Defendants filed a Kennemur motion to limit the testimony of experts at trial. Kennemur motions are both widely used and abused. They should not be permitted to excuse an attorney from taking an incomplete deposition. Additionally, a strict limit on testimony arguably beyond the scope of a expert designation is not appropriate when the expert was asked questions on certain subjects and the deposing party had every opportunity, and in fact does provide testimony in response to the expert’s opinions.

ARGUMENT

Defendants’ reliance on Kennemur v. State of California, 133 Cal.App.3d 907 (1983) is misplaced. Even a cursory review reveals the case to be inapposite.

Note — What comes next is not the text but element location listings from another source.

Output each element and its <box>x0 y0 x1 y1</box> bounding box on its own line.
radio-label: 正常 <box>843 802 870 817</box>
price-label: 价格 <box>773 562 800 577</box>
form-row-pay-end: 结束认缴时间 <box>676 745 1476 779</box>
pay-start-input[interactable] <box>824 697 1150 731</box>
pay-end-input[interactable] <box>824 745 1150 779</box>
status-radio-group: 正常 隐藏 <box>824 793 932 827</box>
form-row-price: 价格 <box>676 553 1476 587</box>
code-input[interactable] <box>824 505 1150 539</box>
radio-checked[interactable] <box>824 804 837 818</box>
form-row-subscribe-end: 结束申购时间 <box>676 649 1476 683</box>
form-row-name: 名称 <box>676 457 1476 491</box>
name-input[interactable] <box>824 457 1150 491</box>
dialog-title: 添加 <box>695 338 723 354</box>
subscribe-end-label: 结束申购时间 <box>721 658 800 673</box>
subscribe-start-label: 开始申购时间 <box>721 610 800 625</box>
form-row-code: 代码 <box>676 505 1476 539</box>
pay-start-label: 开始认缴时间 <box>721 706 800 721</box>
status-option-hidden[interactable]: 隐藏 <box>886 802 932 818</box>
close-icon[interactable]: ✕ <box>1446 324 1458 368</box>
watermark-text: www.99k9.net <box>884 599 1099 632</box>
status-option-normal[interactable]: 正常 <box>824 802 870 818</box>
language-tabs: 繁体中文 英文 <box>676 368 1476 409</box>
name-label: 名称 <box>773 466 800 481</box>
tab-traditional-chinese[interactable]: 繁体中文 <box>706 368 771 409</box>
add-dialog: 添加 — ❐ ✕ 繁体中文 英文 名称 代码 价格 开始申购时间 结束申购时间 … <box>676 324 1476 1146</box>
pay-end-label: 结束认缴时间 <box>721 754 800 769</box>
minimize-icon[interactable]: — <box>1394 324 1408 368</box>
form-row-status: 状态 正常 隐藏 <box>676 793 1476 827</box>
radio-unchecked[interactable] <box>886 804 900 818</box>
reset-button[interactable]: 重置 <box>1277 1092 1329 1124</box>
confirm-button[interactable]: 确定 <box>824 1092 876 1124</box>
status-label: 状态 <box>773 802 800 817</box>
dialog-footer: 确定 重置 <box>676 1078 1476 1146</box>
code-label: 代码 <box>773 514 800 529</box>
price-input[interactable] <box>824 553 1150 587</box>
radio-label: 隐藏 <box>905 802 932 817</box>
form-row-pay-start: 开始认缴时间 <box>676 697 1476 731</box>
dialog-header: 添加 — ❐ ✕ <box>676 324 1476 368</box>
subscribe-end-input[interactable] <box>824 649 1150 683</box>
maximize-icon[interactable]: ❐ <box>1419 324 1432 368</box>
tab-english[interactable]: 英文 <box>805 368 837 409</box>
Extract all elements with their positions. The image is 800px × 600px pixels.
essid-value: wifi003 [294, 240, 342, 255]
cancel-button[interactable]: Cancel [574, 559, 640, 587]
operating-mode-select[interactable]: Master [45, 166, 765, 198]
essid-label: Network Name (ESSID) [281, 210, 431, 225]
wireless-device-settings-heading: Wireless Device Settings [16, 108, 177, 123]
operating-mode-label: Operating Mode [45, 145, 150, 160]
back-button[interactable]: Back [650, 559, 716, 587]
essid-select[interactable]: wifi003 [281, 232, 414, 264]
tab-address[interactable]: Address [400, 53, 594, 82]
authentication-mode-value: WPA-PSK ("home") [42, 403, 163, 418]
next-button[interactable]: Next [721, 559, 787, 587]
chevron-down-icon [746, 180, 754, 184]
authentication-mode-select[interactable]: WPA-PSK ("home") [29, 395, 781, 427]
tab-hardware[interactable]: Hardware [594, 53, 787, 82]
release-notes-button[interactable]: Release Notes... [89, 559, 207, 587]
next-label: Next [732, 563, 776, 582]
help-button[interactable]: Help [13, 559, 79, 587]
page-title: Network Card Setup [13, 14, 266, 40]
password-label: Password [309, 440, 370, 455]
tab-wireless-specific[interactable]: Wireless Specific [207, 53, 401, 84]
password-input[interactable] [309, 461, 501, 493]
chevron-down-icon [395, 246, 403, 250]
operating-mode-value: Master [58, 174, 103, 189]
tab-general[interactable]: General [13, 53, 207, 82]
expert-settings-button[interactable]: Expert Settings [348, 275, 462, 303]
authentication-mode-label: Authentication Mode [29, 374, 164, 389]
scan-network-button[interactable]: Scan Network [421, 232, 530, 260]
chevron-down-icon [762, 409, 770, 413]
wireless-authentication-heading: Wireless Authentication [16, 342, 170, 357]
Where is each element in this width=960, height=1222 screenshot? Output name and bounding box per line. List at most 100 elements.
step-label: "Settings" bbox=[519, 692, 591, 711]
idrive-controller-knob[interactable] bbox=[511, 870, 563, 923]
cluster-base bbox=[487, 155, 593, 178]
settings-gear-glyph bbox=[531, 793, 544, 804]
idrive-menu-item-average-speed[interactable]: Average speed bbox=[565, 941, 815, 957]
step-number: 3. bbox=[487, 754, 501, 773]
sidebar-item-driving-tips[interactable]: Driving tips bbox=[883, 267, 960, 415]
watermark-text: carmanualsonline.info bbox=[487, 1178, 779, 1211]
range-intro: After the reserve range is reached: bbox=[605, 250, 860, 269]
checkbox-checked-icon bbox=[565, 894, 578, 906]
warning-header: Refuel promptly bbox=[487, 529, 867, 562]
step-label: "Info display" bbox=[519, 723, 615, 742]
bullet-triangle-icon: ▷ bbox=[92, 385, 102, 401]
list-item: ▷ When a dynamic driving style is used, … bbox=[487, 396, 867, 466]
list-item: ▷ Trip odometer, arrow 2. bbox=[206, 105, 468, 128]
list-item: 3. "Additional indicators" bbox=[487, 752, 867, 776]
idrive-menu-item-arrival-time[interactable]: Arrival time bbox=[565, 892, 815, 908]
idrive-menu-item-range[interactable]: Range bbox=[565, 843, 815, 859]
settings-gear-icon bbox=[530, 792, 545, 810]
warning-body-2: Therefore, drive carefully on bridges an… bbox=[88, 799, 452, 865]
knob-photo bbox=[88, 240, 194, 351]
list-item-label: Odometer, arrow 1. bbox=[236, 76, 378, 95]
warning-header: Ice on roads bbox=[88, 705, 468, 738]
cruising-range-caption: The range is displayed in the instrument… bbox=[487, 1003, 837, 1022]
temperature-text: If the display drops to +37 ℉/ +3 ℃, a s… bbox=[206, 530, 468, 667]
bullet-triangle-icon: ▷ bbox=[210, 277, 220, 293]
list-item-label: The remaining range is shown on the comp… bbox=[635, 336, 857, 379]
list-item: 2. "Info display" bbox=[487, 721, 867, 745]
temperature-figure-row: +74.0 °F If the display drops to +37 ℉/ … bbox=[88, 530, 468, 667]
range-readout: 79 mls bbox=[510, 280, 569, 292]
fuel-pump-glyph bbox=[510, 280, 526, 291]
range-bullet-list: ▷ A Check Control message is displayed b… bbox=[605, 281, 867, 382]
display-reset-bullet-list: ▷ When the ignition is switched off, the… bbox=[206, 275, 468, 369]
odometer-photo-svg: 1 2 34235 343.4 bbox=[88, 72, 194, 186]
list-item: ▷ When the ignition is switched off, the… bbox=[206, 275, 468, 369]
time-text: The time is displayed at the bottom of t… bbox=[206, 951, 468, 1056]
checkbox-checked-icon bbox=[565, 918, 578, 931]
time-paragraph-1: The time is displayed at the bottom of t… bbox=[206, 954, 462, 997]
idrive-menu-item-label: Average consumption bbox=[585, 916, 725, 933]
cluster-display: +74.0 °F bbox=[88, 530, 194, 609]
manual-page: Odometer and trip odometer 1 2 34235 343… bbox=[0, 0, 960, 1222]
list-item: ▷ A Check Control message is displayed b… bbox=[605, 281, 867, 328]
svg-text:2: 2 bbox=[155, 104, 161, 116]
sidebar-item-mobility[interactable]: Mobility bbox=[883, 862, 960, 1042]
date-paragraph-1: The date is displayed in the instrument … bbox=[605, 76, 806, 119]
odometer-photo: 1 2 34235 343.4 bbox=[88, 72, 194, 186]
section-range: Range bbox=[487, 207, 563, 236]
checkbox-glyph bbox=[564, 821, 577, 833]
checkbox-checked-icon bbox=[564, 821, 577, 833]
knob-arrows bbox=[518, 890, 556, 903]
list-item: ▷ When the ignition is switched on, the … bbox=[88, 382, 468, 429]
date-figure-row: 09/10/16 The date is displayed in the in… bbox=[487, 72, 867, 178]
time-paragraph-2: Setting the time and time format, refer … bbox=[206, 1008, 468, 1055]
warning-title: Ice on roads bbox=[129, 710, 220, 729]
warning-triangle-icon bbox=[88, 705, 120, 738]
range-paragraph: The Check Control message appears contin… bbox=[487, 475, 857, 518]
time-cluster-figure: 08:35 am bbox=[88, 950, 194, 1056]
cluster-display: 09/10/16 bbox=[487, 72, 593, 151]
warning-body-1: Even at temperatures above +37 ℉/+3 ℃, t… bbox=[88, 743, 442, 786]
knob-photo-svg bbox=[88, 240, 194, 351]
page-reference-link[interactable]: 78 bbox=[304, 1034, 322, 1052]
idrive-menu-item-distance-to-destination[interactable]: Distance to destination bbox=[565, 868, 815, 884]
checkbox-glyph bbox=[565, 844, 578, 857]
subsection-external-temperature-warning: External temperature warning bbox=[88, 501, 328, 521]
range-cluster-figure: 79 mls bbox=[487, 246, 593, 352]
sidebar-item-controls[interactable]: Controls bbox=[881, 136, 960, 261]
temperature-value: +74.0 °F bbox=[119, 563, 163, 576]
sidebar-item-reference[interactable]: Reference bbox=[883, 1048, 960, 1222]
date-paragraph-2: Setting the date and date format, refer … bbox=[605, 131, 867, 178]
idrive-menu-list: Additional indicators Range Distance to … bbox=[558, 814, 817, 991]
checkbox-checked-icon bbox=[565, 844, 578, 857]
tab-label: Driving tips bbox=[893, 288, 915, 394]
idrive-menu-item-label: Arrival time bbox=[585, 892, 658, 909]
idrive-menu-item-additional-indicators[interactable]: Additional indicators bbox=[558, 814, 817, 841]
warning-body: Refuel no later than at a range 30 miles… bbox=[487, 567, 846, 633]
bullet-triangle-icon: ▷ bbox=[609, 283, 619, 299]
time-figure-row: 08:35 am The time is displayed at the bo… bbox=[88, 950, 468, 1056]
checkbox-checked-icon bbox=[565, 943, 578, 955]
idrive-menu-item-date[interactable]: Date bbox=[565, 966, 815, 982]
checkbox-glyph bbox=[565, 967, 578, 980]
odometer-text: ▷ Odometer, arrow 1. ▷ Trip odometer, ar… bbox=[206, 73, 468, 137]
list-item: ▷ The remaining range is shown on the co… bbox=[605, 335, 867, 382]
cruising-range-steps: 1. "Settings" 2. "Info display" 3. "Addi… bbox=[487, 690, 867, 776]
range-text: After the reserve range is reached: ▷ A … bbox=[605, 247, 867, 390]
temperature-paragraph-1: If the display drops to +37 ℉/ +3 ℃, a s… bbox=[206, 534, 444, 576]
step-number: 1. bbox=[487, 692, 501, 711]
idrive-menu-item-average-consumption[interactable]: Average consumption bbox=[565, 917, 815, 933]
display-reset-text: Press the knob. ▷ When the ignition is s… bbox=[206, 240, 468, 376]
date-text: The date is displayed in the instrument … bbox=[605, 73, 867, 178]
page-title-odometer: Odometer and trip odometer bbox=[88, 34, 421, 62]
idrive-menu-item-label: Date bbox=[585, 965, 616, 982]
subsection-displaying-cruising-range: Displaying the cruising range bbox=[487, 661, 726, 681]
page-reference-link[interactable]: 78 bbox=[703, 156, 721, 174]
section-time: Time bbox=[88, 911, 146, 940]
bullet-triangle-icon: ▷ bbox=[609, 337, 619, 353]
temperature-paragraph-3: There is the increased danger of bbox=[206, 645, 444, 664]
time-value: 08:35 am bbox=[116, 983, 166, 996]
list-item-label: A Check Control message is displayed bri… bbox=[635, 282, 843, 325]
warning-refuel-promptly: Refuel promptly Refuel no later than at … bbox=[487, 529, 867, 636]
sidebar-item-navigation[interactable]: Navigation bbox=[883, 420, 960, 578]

In Kennemur, the plaintiffs expert, Dr. Mitchell, was deposed on three separate occasions over a six-day period by the defendant. The witness was specifically asked whether he was going to testify on accident reconstruction. He specifically stated that he was not and would leave that to a different expert. He said that he was limiting his testimony to the stability of the automobile involved in the accident. (Id. at 912.) At the second session of his deposition, he was again asked a similar question and gave a similar answer. In the third session of his deposition, he was asked if he had done any further investigation as to the accident reconstruction and he specifically stated that he had not.